Di sisi lain ada orang-orang yang mulai sadar untuk peduli kepada lingkungan. Tidak sekadar pada sesama, tetapi sampai pada lingkungan hidup dalam lingkup global. Para aktivis Greenpeace adalah salah satunya.


Tapi yang paling bagus adalah meningkatnya kesadaran orang-orang untuk mulai mengurangi emisi gas buang, mengurangi penggunaan kantong plastik, menggunakan produk-produk daur ulang atau ramah lingkungan, dsb.


Matikan mesin motor


Ada sebuah contoh kebiasaan baik yang pernah saya lihat dan patut ditiru. Ada seorang kawan yang selalu mematikan mesin motornya tatkala berhenti di lampu merah yang ada counter down timer-nya. Ia baru akan menyalakan mesin 3 detik menjelang lampu hijau menyala. Saya mendapati ia sudah melakukannya sejak tahun 2012 sampai sekarang.


Ketika ditanya kenapa melakukan hal itu? Dia bilang untuk mengurangi emisi gas buang. Tidak cukup hanya dengan menggunakan motor dengan emisi rendah. Memang terlihat aneh. Dan jika hanya melihat dirinya saja, maka hal itu seakan tidak berarti. Tapi bayangkan jika ada sejuta atau semiliar orang seperti dirinya? Pasti telah mengurangi ribuan ton emisi gas buang.


Dia menambahkan :


“Saya tidak mau menambah kerusakan. Saya harus menggunakan bahan bakar sebatas apa yang saya perlukan. Sedangkan ketika berhenti di lampu merah motor kita sebenarnya tidak memerlukan bahan bakar. Jika saya menggunakan bahan bakar melebihi keperluan saya maka saya termasuk orang yang zalim”.


Ini perilaku dan pernyataan seorang awam yang sadar akan kondisi lingkungan alam di mana semua manusia tinggal di atasnya. Betapa jauh pemahamannya akan lingkungan hidup. Jauh melebihi para da’i dan ustaz yang hari ini kebanyakan belum paham pentingnya menjaga lingkungan.

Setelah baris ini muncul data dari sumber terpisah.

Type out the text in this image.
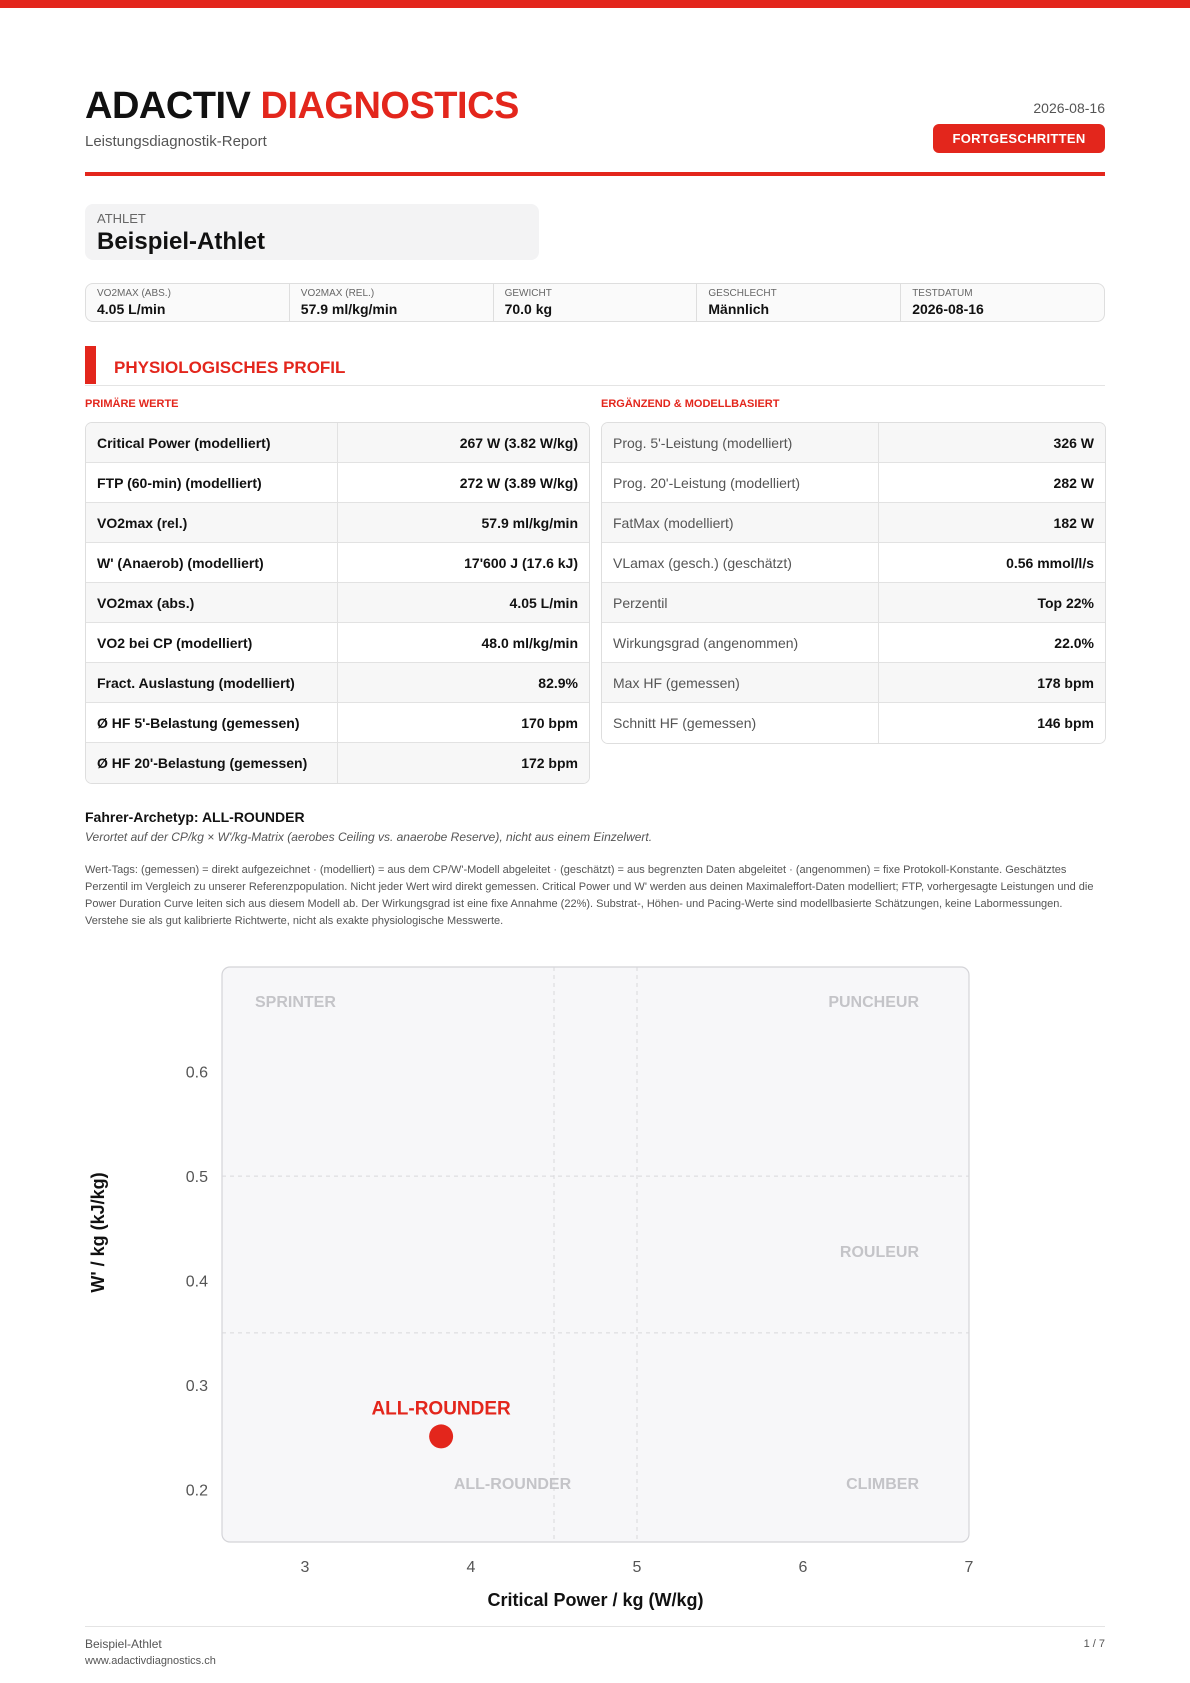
ADACTIV DIAGNOSTICS
Leistungsdiagnostik-Report
2026-08-16
FORTGESCHRITTEN
ATHLET
Beispiel-Athlet
VO2MAX (ABS.)
4.05 L/min
VO2MAX (REL.)
57.9 ml/kg/min
GEWICHT
70.0 kg
GESCHLECHT
Männlich
TESTDATUM
2026-08-16
PHYSIOLOGISCHES PROFIL
PRIMÄRE WERTE	ERGÄNZEND & MODELLBASIERT
Critical Power (modelliert)	267 W (3.82 W/kg)
FTP (60-min) (modelliert)	272 W (3.89 W/kg)
VO2max (rel.)	57.9 ml/kg/min
W' (Anaerob) (modelliert)	17'600 J (17.6 kJ)
VO2max (abs.)	4.05 L/min
VO2 bei CP (modelliert)	48.0 ml/kg/min
Fract. Auslastung (modelliert)	82.9%
Ø HF 5'-Belastung (gemessen)	170 bpm
Ø HF 20'-Belastung (gemessen)	172 bpm
Prog. 5'-Leistung (modelliert)	326 W
Prog. 20'-Leistung (modelliert)	282 W
FatMax (modelliert)	182 W
VLamax (gesch.) (geschätzt)	0.56 mmol/l/s
Perzentil	Top 22%
Wirkungsgrad (angenommen)	22.0%
Max HF (gemessen)	178 bpm
Schnitt HF (gemessen)	146 bpm
Fahrer-Archetyp: ALL-ROUNDER
Verortet auf der CP/kg × W'/kg-Matrix (aerobes Ceiling vs. anaerobe Reserve), nicht aus einem Einzelwert.
Wert-Tags: (gemessen) = direkt aufgezeichnet · (modelliert) = aus dem CP/W'-Modell abgeleitet · (geschätzt) = aus begrenzten Daten abgeleitet · (angenommen) = fixe Protokoll-Konstante. Geschätztes Perzentil im Vergleich zu unserer Referenzpopulation. Nicht jeder Wert wird direkt gemessen. Critical Power und W' werden aus deinen Maximaleffort-Daten modelliert; FTP, vorhergesagte Leistungen und die Power Duration Curve leiten sich aus diesem Modell ab. Der Wirkungsgrad ist eine fixe Annahme (22%). Substrat-, Höhen- und Pacing-Werte sind modellbasierte Schätzungen, keine Labormessungen. Verstehe sie als gut kalibrierte Richtwerte, nicht als exakte physiologische Messwerte.
3	4	5	6	7
0.2
0.3
0.4
0.5
0.6
Critical Power / kg (W/kg)
W' / kg (kJ/kg)
SPRINTER	PUNCHEUR
ROULEUR
ALL-ROUNDER	CLIMBER
ALL-ROUNDER
Beispiel-Athlet
www.adactivdiagnostics.ch
1 / 7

Hari ini masih jarang saya temui ustaz atau da’i yang konsen mendakwahkan menjaga lingkungan. Padahal setahu saya, Islam melarang umatnya berbuat kerusakan dan memerintahkan agar selalu mendatangkan perbaikan. Dan itu termasuk membuat kerusakan lingkungan dan memperbaiki kondisi yang ada dengan minimal tidak menambah kerusakan.


Mungkin mereka kurang memahami kondisi lingkungan. Bukannya tidak paham urgensi perintah dalam syariat Islam untuk menjaga kebersihan dan mendatangkan perbaikan. Tapi mungkin karena merasa bumi masih baik-baik saja.


Jika bumi yang dilihat sebatas di sekitar tempat tinggalnya barangkali memang masih ada benarnya. Tetapi jika melihat kondisi bumi secara menyeluruh, tentu jelas sekali bahwa bumi ini sudah semakin rusak.


Jadi, memahami kondisi lingkungan secara luas adalah awal dari kesadaran menjaga lingkungan.